Using the Binance cryptocurrency exchange API client BTC data were obtained and examined, culminating in the construction of five distinct regression models to predict next day's close price as a function of its inferred financial market indicator statistics. Three were built using linear regression algorithms: Ordinary Least Squares (OLS), Lasso, and Ridge. One was built using the Random Forest Regression (RFR) algorithm. Then last, one was built using a Long Short Term Memory(LSTM) recurrent neural network.
- Approach
- Findings
- Future Work
We found that the RFR model produced the most accurate predictions regarding BTCs closing price. However, the R2 score of the training set for the RFR was substantially lower (0.9172). The concern is solved by computing its OOB (out-of-bag) score, which was 0.9136. Comparing that score to the train R2 (0.9172) we can see how similar they are. Since the OOB is an unbiased estimate of a model’s performance on a test set the same size as the training, we can confirm that the model produces relatively "true" predictions, solidifying its test R2 score of 0.98845.

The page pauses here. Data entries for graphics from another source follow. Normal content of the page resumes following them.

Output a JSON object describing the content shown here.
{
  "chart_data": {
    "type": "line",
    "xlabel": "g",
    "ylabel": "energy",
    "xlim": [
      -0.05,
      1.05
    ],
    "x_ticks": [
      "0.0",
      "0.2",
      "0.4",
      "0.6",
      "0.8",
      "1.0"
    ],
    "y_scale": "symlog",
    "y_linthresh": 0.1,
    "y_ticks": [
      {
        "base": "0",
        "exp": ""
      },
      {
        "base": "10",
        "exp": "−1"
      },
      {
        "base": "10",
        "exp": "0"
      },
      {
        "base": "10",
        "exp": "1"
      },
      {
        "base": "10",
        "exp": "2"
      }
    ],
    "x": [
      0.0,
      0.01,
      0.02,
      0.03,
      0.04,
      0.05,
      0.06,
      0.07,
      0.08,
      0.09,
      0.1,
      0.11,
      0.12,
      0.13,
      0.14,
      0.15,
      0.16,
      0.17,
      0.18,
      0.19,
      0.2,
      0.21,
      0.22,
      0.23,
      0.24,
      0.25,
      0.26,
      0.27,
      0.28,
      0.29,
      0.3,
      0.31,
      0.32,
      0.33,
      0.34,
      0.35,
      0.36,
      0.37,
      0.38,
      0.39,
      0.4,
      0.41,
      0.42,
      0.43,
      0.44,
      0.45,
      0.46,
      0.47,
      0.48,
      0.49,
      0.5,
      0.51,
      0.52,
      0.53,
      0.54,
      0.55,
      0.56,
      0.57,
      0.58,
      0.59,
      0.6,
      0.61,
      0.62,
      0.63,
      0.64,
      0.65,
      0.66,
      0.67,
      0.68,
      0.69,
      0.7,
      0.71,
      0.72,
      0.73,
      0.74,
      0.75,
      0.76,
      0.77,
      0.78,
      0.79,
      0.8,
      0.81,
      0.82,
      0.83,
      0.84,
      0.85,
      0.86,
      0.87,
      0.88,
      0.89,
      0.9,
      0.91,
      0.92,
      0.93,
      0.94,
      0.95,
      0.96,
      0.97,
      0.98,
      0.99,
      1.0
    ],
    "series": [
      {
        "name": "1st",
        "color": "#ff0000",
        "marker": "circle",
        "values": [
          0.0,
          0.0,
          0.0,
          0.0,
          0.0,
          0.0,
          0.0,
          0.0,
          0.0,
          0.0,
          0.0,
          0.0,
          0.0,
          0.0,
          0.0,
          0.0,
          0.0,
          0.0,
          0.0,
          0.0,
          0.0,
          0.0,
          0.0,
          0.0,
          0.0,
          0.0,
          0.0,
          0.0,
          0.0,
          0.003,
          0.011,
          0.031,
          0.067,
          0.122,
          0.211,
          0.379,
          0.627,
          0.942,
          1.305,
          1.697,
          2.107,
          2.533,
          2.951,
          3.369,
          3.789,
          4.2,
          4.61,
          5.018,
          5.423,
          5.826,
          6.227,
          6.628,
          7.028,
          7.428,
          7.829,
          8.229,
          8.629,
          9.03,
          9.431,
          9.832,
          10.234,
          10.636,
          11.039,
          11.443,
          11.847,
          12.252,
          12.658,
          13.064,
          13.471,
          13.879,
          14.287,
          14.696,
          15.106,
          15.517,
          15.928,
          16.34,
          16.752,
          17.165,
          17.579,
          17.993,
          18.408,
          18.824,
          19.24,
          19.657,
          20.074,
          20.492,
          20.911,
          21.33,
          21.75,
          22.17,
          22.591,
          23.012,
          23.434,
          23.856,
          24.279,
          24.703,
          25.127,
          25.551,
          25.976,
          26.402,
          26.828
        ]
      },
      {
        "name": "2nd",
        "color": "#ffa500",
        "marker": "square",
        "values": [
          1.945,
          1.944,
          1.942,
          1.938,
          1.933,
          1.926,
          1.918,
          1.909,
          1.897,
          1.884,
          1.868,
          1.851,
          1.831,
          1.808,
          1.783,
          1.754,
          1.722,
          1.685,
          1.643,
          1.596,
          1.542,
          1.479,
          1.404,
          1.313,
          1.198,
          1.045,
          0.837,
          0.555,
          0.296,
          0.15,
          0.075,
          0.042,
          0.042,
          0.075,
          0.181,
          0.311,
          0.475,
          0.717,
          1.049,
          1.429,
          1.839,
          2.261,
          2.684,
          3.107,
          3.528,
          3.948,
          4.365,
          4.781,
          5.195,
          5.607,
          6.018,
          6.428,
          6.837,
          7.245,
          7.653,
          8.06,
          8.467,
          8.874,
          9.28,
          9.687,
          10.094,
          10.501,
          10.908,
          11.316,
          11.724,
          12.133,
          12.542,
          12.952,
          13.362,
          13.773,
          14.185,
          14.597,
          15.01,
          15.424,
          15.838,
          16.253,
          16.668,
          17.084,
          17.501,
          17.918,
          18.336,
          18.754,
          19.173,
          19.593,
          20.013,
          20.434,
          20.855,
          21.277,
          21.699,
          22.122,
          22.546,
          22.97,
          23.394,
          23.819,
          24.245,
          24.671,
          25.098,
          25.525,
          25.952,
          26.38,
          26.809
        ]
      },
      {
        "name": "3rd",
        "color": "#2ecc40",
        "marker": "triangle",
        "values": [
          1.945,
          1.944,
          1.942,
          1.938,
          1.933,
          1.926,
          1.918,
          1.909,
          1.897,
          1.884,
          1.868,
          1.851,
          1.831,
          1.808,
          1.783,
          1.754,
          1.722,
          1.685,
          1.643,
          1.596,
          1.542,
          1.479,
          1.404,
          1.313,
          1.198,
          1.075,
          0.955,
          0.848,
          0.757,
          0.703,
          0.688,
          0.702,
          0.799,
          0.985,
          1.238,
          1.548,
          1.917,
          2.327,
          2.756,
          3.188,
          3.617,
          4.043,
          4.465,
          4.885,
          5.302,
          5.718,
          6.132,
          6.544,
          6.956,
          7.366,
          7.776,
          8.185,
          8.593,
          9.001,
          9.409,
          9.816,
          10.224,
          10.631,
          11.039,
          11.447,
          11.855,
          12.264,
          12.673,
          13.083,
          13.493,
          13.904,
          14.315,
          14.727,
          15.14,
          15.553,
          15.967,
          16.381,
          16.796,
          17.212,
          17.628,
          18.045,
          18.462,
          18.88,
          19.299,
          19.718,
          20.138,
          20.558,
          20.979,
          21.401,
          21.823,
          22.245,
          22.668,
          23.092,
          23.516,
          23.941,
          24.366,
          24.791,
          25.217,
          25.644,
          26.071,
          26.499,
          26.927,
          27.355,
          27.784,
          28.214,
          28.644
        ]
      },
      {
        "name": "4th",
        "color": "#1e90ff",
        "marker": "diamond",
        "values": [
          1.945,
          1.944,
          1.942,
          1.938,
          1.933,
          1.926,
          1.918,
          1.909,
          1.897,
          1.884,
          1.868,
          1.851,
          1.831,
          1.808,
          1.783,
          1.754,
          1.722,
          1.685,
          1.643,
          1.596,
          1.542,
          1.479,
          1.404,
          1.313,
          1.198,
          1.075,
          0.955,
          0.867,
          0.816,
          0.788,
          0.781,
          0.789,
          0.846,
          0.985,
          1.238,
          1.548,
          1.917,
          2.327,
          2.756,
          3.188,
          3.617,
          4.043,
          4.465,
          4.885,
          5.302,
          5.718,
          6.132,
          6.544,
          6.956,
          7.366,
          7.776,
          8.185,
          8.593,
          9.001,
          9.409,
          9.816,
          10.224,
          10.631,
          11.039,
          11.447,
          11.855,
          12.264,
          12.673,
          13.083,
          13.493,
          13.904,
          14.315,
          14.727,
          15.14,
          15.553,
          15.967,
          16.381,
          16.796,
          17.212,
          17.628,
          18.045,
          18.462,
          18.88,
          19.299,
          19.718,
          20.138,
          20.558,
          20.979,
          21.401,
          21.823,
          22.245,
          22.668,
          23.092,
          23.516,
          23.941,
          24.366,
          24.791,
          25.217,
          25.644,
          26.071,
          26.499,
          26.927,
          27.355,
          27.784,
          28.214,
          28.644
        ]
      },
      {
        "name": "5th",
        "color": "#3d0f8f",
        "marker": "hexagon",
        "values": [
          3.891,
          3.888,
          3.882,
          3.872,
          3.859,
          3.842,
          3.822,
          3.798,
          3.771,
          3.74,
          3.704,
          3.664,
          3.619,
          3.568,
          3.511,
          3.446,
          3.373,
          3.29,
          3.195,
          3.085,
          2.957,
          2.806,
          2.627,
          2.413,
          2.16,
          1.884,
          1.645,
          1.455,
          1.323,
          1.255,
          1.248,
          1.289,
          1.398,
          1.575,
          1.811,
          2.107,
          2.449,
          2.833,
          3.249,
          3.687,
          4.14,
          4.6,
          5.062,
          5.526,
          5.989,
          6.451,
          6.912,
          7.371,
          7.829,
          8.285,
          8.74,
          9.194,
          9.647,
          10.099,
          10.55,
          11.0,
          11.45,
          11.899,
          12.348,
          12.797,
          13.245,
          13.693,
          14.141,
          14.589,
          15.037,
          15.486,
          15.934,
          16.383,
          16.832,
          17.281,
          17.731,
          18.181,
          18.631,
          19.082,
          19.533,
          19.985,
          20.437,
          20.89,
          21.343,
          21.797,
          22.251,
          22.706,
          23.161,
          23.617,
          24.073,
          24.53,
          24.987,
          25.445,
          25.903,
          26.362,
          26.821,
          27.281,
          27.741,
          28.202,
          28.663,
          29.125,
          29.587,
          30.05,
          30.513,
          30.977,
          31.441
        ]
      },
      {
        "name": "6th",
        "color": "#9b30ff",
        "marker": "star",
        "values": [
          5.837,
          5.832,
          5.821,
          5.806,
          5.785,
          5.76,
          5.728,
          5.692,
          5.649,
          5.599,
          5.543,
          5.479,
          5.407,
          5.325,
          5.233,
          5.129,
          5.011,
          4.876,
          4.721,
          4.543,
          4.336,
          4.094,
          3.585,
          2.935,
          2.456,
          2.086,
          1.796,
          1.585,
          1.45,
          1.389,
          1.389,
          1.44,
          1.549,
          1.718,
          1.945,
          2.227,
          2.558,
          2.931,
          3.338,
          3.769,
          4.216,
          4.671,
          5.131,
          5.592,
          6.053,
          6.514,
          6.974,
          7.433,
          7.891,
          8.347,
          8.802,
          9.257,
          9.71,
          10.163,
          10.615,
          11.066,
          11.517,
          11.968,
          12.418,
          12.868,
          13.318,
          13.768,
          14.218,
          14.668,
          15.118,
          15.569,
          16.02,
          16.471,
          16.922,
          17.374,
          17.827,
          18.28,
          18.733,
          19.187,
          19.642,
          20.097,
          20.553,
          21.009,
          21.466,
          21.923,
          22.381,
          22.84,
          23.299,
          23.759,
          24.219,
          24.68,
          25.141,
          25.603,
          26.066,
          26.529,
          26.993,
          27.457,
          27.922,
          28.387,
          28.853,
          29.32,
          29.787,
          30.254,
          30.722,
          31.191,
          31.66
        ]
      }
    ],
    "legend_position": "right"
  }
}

That being said, the LSTM produced the second best results according to R2 scores (0.9395). Although, because we split the train/test sets differently (80/20) than regression models (75/25) the R2 metric might not be useful for a comparitive analysis between the two. Using MAPE proves more reliable in that regard, showing us that the LSTM prediction errors were smaller by 0.0247 compared to RFR (0.48569).
The OLS and Lasso frameworks produced nearly identical results. Their respective R2 testing scores were 0.93821 and 0.93038, differing by only 0.00783 points. However, when looking at their MAPEs we can see that the OLS received a much better score than Lasso by 0.23988 meaning the OLS model produced more accurate predictions compared to the actual values. Lastly, the Ridge model performed the worst across the board, only receiving an R2 score of 0.75385 and a terrible MAPE in comparison to 1.51219. Meaning that this model's predictions differed from the actual values during testing by over 1% even with the data normalized and scaled.
- Perform deeper analysis into Tweet sentiment
- Train/test models on more data
- Fine tune the hyperparameters of models
- Perform EDA with other indicators
- Implement signal generator
- Back test
- Compute prospective Sharpe Ratio
- Test for replicable results on different assets (equities, ETFs, etc.)